Veanna Chan, director at PLP Architecture, on how she got started in the property industry, her favourite film and song recommendations, her best and worst purchases and the superpower she wishes she had.
How did you join the property industry?
As an architect in Hong Kong since the early 2000s, I have had the opportunity to work on different projects, including the Landmark Mandarin Oriental hotel in Hong Kong and the Dubai Metro. At PLP Architecture, I have been fortunate enough to advance my architectural career over the last 18 years while in the UK. During this time, I have contributed to projects including the Four Seasons Hotel at Al Maryah Island in Abu Dhabi as well as London’s Chiltern Place, One Bishopsgate Plaza and Arbor at Bankside Yards.
What does your job entail?
At the moment, I am engaged in the facade construction for the WLA Artificial Intelligence (AI) Lab in Shanghai, which is set to be finished by the end of the year. It is a fascinating project, as it is the world’s first speculatively built AI lab. Additionally, we have embarked on a sizable mixed-use undertaking in the heart of Riyadh, Saudi Arabia, featuring a mix of luxury hotel and retail components.
As someone with a keen interest in design co-ordination and team management, I am motivated by clear goals and deliverables, which are big parts of my role. My primary responsibility is to ensure we meet our clients’ expectations in terms of design, timeline and budget.
What do you like most about the property industry?
A well-designed urban building can make a huge difference to the community. It will have a lasting positive impact and benefit generations to come, and it is a true privilege to be able to contribute to that in communities around the world.
And what do you dislike most about it?
Unlike other crafts, visualising urban or building design takes years. For example, PLP Architecture and Native Land’s Bankside Yards project, which we started on in 2011, is still undergoing design refinement.
It is an ongoing process that can take a long time to come to fruition, but that is the nature of the built environment.
What would you change about the property industry?
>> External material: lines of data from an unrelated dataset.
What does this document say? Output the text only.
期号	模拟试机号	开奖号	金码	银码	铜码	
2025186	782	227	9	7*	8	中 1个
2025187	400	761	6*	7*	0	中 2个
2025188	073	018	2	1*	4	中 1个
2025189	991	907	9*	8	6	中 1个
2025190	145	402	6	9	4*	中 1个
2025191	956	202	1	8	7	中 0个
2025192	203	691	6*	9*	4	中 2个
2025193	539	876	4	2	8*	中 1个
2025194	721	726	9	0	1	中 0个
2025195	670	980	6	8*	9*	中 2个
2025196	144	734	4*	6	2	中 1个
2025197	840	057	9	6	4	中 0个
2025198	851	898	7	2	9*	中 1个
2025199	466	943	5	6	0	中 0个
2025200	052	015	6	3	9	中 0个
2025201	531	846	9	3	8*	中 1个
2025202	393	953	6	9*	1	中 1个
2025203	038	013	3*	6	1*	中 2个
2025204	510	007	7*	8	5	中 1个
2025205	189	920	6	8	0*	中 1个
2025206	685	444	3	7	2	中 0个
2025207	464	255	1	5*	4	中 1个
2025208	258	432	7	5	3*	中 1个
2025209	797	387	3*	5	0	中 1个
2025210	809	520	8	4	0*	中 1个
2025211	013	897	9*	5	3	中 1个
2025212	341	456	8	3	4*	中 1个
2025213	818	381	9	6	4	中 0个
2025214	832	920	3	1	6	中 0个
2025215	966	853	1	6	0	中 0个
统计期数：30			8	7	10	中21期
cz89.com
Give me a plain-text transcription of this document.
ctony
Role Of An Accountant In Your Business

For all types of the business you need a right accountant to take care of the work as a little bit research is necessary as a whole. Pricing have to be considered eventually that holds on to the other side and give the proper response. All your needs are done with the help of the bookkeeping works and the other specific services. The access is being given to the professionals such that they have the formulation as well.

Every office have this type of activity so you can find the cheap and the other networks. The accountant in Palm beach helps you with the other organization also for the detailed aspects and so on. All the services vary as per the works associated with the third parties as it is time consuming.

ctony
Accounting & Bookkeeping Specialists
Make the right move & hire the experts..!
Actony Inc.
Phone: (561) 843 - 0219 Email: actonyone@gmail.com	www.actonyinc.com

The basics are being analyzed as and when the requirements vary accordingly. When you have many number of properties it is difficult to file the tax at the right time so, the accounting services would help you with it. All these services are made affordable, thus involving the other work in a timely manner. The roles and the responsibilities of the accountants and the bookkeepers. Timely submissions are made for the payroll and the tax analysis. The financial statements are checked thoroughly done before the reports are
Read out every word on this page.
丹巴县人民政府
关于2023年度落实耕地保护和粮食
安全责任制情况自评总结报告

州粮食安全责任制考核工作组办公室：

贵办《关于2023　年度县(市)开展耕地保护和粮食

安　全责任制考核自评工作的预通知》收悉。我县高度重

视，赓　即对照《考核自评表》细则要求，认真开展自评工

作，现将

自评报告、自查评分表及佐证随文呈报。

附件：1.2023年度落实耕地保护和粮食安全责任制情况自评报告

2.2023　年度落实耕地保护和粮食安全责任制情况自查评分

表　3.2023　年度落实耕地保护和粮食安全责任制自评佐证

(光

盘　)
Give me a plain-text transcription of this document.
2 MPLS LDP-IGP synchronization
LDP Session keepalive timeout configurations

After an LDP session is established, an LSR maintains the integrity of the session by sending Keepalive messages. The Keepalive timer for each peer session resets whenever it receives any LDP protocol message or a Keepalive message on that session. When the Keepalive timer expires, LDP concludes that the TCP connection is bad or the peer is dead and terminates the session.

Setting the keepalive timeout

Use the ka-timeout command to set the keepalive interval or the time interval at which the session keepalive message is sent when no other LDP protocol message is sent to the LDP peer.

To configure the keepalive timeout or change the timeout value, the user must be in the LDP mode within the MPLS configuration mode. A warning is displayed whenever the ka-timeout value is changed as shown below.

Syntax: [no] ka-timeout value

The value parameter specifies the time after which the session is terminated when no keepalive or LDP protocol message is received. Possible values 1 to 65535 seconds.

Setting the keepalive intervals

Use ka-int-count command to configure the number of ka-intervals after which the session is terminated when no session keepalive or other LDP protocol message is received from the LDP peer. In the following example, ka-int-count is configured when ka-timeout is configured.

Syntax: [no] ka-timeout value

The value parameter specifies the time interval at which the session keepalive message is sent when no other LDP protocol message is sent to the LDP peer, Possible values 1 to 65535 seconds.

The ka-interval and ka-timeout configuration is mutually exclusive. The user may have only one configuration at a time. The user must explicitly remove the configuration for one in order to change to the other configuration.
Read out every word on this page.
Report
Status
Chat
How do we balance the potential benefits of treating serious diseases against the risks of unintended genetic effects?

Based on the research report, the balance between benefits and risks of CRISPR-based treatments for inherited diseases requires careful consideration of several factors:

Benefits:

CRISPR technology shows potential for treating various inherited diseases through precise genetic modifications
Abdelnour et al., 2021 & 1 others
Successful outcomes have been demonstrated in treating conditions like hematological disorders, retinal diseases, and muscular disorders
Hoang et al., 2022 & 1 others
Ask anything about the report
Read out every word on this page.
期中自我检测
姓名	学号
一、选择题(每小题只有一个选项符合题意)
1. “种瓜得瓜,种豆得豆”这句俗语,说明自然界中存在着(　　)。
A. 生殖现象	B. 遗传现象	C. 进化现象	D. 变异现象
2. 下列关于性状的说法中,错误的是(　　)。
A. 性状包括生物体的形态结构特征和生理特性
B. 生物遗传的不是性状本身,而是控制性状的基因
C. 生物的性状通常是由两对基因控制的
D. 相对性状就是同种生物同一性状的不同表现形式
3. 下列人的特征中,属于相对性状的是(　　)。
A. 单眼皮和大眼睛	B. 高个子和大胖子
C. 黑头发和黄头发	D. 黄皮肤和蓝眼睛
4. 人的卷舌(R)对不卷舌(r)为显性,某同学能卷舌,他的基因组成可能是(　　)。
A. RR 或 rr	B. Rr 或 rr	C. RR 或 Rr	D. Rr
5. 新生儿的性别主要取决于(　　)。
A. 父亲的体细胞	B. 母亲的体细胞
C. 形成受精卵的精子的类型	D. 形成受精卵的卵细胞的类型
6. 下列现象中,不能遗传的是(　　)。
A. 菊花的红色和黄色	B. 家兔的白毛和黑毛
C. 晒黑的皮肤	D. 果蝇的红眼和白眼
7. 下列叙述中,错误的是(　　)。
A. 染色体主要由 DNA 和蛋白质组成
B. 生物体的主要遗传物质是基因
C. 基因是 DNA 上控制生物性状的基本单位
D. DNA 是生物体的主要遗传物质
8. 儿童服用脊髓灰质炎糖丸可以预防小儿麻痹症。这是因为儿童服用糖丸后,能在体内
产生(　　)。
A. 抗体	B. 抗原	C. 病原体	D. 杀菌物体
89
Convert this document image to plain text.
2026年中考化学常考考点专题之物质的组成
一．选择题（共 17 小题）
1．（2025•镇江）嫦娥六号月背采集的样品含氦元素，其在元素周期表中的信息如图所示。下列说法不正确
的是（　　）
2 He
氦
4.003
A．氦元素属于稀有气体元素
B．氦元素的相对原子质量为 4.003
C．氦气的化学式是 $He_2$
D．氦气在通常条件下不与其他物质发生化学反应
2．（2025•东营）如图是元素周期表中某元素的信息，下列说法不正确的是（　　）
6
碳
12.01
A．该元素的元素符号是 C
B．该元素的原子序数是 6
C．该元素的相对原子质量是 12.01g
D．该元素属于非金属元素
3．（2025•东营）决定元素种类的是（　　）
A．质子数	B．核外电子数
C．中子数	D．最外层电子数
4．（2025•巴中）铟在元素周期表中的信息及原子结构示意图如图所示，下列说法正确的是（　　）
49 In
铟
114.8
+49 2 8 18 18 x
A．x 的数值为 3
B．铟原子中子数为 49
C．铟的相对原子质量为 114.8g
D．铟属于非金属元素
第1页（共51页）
Architects are often typecast into their areas of expertise early on in their careers, limiting their potential. As an industry, we need to let our team members have exposure to different aspects of building design, from vision to post-construction.
What barriers or challenges have you overcome?
As a female Asian architect, I was fortunate to receive wonderful support from my colleagues and superiors, and my unawareness of minority issues early on in my career proved to be an advantage.
What are you most proud of in your career?
Being appreciated by the people I work with. Architecture is a collaborative effort.
What do you value in people?
Timekeeping and honesty.
What advice would you give someone starting a career in the property industry?
Try different things, and ask questions – there is never a silly question.
Something to watch:
The film Everything Everywhere All at Once stars the actress Michelle Yeoh, whom I have watched since I was a teenager. I am so proud of the representative for Asian women that she is. It shows that women should not be bound by their age. We can do anything if we believe in ourselves.
Something to listen to:
Nothing’s Gonna Stop Us Now by Starship is so 1980s and always puts me in a good mood. There is also a Chinese version, which reminds me of my childhood.
My best purchase:
The best thing I have spent money on is my Peloton bike. It rescued me from what could have been an unhealthy lifestyle during the various Covid-era lockdowns. Worst, collectively, are all the things I thought I needed but didn’t, especially during lockdown, ranging from kitchen gadgets to random midnight online purchases.
If I could have any superpower:
If I could have one superpower, it would be the ability to pause time, as there is never enough time for a working mum. Or, on the flipside of that, the ability to be in two places at once. That would be a big help when I have to travel abroad for work.